Now some of you might be asking why the buck wasn’t running with the does. After all, they were already bred so what real harm could he do? Well a billy-goat is one of the most cantankerous things on Earth, and it’s not beyond a billy to beat a doe and make her abort just so he can breed her again. Even though I was watching them, he weighs in at about two-hundred pounds and I try to stay out from in between him and what he wants to be doing. If he’d given me too much trouble that cold-assed winter I would have butchered him. I had a freezer full of frozen goat sperm from several different sires and I didn’t actually need him. So why did I keep him at all? Because I don’t like doing artificial insemination at all, and I sort of liked the asshole.

There was another reason for keeping him separated from the does. Billy goats have scent glands and they piss on their heads. When they’re in rut they are the foulest-smelling things you can imagine, and even when they aren’t in rut they don’t smell too pretty and will make the milk smell and taste off. So I just always kept him penned separate from the does except for the one month a year I ran him with them to breed. Normally he lived in a one-acre pen and had his own small pond and an out building to protect him from the weather. I usually even let him have an extra rooster for company, but we had eaten his extra rooster for Christmas dinner because I couldn’t afford to feed extra mouths that weren’t producing.

Yet I was feeding that billy goat. I know it doesn’t make any sense.

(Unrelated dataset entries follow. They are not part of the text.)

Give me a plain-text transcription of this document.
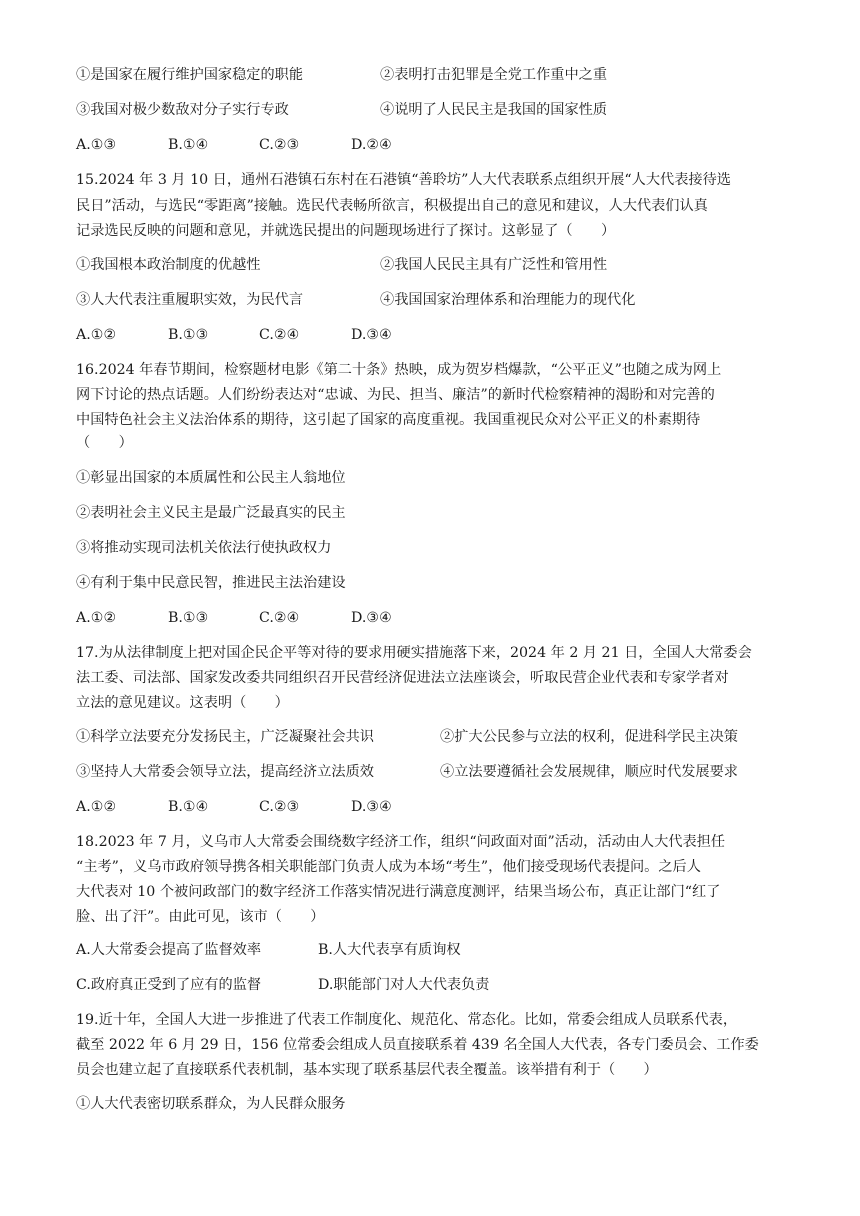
①是国家在履行维护国家稳定的职能	②表明打击犯罪是全党工作重中之重
③我国对极少数敌对分子实行专政	④说明了人民民主是我国的国家性质
A.①③	B.①④	C.②③	D.②④
15.2024 年 3 月 10 日，通州石港镇石东村在石港镇“善聆坊”人大代表联系点组织开展“人大代表接待选
民日”活动，与选民“零距离”接触。选民代表畅所欲言，积极提出自己的意见和建议，人大代表们认真
记录选民反映的问题和意见，并就选民提出的问题现场进行了探讨。这彰显了（　　）
①我国根本政治制度的优越性	②我国人民民主具有广泛性和管用性
③人大代表注重履职实效，为民代言	④我国国家治理体系和治理能力的现代化
A.①②	B.①③	C.②④	D.③④
16.2024 年春节期间，检察题材电影《第二十条》热映，成为贺岁档爆款，“公平正义”也随之成为网上
网下讨论的热点话题。人们纷纷表达对“忠诚、为民、担当、廉洁”的新时代检察精神的渴盼和对完善的
中国特色社会主义法治体系的期待，这引起了国家的高度重视。我国重视民众对公平正义的朴素期待
（　　）
①彰显出国家的本质属性和公民主人翁地位
②表明社会主义民主是最广泛最真实的民主
③将推动实现司法机关依法行使执政权力
④有利于集中民意民智，推进民主法治建设
A.①②	B.①③	C.②④	D.③④
17.为从法律制度上把对国企民企平等对待的要求用硬实措施落下来，2024 年 2 月 21 日，全国人大常委会
法工委、司法部、国家发改委共同组织召开民营经济促进法立法座谈会，听取民营企业代表和专家学者对
立法的意见建议。这表明（　　）
①科学立法要充分发扬民主，广泛凝聚社会共识	②扩大公民参与立法的权利，促进科学民主决策
③坚持人大常委会领导立法，提高经济立法质效	④立法要遵循社会发展规律，顺应时代发展要求
A.①②	B.①④	C.②③	D.③④
18.2023 年 7 月，义乌市人大常委会围绕数字经济工作，组织“问政面对面”活动，活动由人大代表担任
“主考”，义乌市政府领导携各相关职能部门负责人成为本场“考生”，他们接受现场代表提问。之后人
大代表对 10 个被问政部门的数字经济工作落实情况进行满意度测评，结果当场公布，真正让部门“红了
脸、出了汗”。由此可见，该市（　　）
A.人大常委会提高了监督效率	B.人大代表享有质询权
C.政府真正受到了应有的监督	D.职能部门对人大代表负责
19.近十年，全国人大进一步推进了代表工作制度化、规范化、常态化。比如，常委会组成人员联系代表，
截至 2022 年 6 月 29 日，156 位常委会组成人员直接联系着 439 名全国人大代表，各专门委员会、工作委
员会也建立起了直接联系代表机制，基本实现了联系基层代表全覆盖。该举措有利于（　　）
①人大代表密切联系群众，为人民群众服务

So now you’re asking why did I have to stay out there to keep the two roosters from fighting. Two reasons really. First, what if you only had one roster and it died? Well eventually there would be no chickens at all because I have to tell you that except for me and a few of my cohorts who managed to keep flocks alive through the apocalypse—one of them by moving the chickens into the house with them—there were no chickens, no live ones after the snow cleared. Not in our part of the world anyway. Also I have two different kinds of chickens—Production Reds for eggs—so I have two-dozen hens and a rooster at any time. And I also keep four silky hens and a rooster at all times because a silky will set on a golf ball. See I want my laying chickens to lay all the time, and with the light in the barn making sure they always have at least twelve hours of daylight they do always lay. I’m tricking them but I don’t care. What I don’t want my laying hens to do is to go broody because you see when they go broody they stop laying and they set on the eggs. It’s just a pain in the ass to try to break them up, so they bred the setting gene out of laying hens. However I still need to raise chicks and I don’t want to screw with an incubator—though I do have one—so I have the Silkies who lay about a dozen eggs and decide it’s time to set. I take all but one of their eggs and give them the Production Red eggs to set on and hatch. That’s how I get new hens and extra roosters to eat and to keep the billy-goat company.